One thing the pandemic taught us was that the consumer rapidly adapts to any market condition that threatens the personal and household purchase and consumption of products. So, in the areas of improving consumer engagement, we are seeing a definite trend toward higher and more effective collaboration between sales and marketing organizations within CPGs. More importantly, we see this happening between the CPG manufacturers and suppliers and their retail and distribution channel partners. This must continue to happen.

This is linked to the importance of more effective consumer engagement as a major objective of promotions, as well as a more homed-in focus of IBP. Ensuring better alignment between trade promotions and corporate direct-to-consumer and e-commerce marketing signals a significant paradigm shift in overall RGM.

A “must-have” for CPGs is the automation of the IBP process. When you consider that it takes so long to collect, consolidate, clean, align, harmonize, and reconcile the data and output from all these siloed analytical tools, it is no wonder why it takes so much time before you can even begin the tedious job of creating the building blocks to achieve the annual plan and forecast. In addition, the need to provide real-time monitoring of the entire corporate value chain is becoming as important as the IBP process function, which is driving the need for advanced “what if” models to predict and take action on everything from hurricanes to pandemics—and we’ve all seen that, have we not?

I also want to see the dependence upon spreadsheets eliminated. I have seen some very sophisticated and well-designed spreadsheet systems for tracking everything from trade funds to post-performance analyses, but they have to go the way of the abacus—it was useful in its time, but there are better and more intelligent, cost-effective methods today.
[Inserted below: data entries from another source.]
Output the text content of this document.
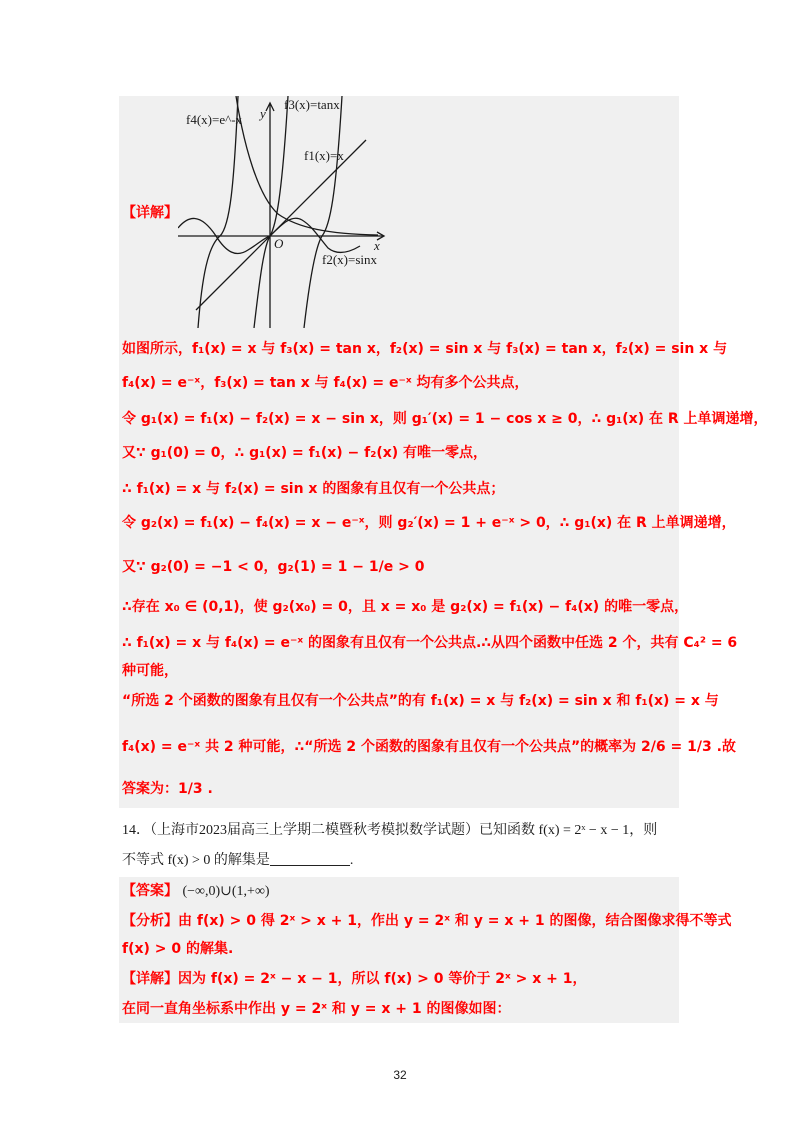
f4(x)=e^-x
f3(x)=tanx
f1(x)=x
f2(x)=sinx
y
x
O
【详解】
如图所示，f₁(x) = x 与 f₃(x) = tan x，f₂(x) = sin x 与 f₃(x) = tan x，f₂(x) = sin x 与
f₄(x) = e⁻ˣ，f₃(x) = tan x 与 f₄(x) = e⁻ˣ 均有多个公共点，
令 g₁(x) = f₁(x) − f₂(x) = x − sin x，则 g₁′(x) = 1 − cos x ≥ 0，∴ g₁(x) 在 R 上单调递增，
又∵ g₁(0) = 0，∴ g₁(x) = f₁(x) − f₂(x) 有唯一零点，
∴ f₁(x) = x 与 f₂(x) = sin x 的图象有且仅有一个公共点；
令 g₂(x) = f₁(x) − f₄(x) = x − e⁻ˣ，则 g₂′(x) = 1 + e⁻ˣ > 0，∴ g₁(x) 在 R 上单调递增，
又∵ g₂(0) = −1 < 0，g₂(1) = 1 − 1/e > 0
∴存在 x₀ ∈ (0,1)，使 g₂(x₀) = 0，且 x = x₀ 是 g₂(x) = f₁(x) − f₄(x) 的唯一零点，
∴ f₁(x) = x 与 f₄(x) = e⁻ˣ 的图象有且仅有一个公共点.∴从四个函数中任选 2 个，共有 C₄² = 6
种可能，
“所选 2 个函数的图象有且仅有一个公共点”的有 f₁(x) = x 与 f₂(x) = sin x 和 f₁(x) = x 与
f₄(x) = e⁻ˣ 共 2 种可能，∴“所选 2 个函数的图象有且仅有一个公共点”的概率为 2/6 = 1/3 .故
答案为：1/3 .
14．（上海市2023届高三上学期二模暨秋考模拟数学试题）已知函数 f(x) = 2ˣ − x − 1，则
不等式 f(x) > 0 的解集是	.
【答案】 (−∞,0)∪(1,+∞)
【分析】由 f(x) > 0 得 2ˣ > x + 1，作出 y = 2ˣ 和 y = x + 1 的图像，结合图像求得不等式
f(x) > 0 的解集.
【详解】因为 f(x) = 2ˣ − x − 1，所以 f(x) > 0 等价于 2ˣ > x + 1，
在同一直角坐标系中作出 y = 2ˣ 和 y = x + 1 的图像如图：
32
According to our recent survey, 49% of CPG companies still use spreadsheets as their primary promotion planning tool.

Retailers must share more consumer shopping data with their CPG suppliers such as loyalty, shopper traffic patterns, demographic impact, and stocking issues. Likewise, the manufacturer or supplier needs to work closely to develop collaborative data sharing and analysis of global consumer sales and promotions, supply logistics, and new product launch results.

To me, it’s all tied together. Data quality and integrity leads the way to smarter, more productive consumer engagement, better product and brand execution in the channels, and more immediate, precise, and trustworthy intelligence across CPG and retail. Consolidating the end-to-end value chain operational and execution intelligence and automation of the IBP process will be critical. And CPG companies which can create these intelligence-generating environments and enable rapid, effective, and comprehensive integrated business plans will find themselves in category leadership positions for the foreseeable future.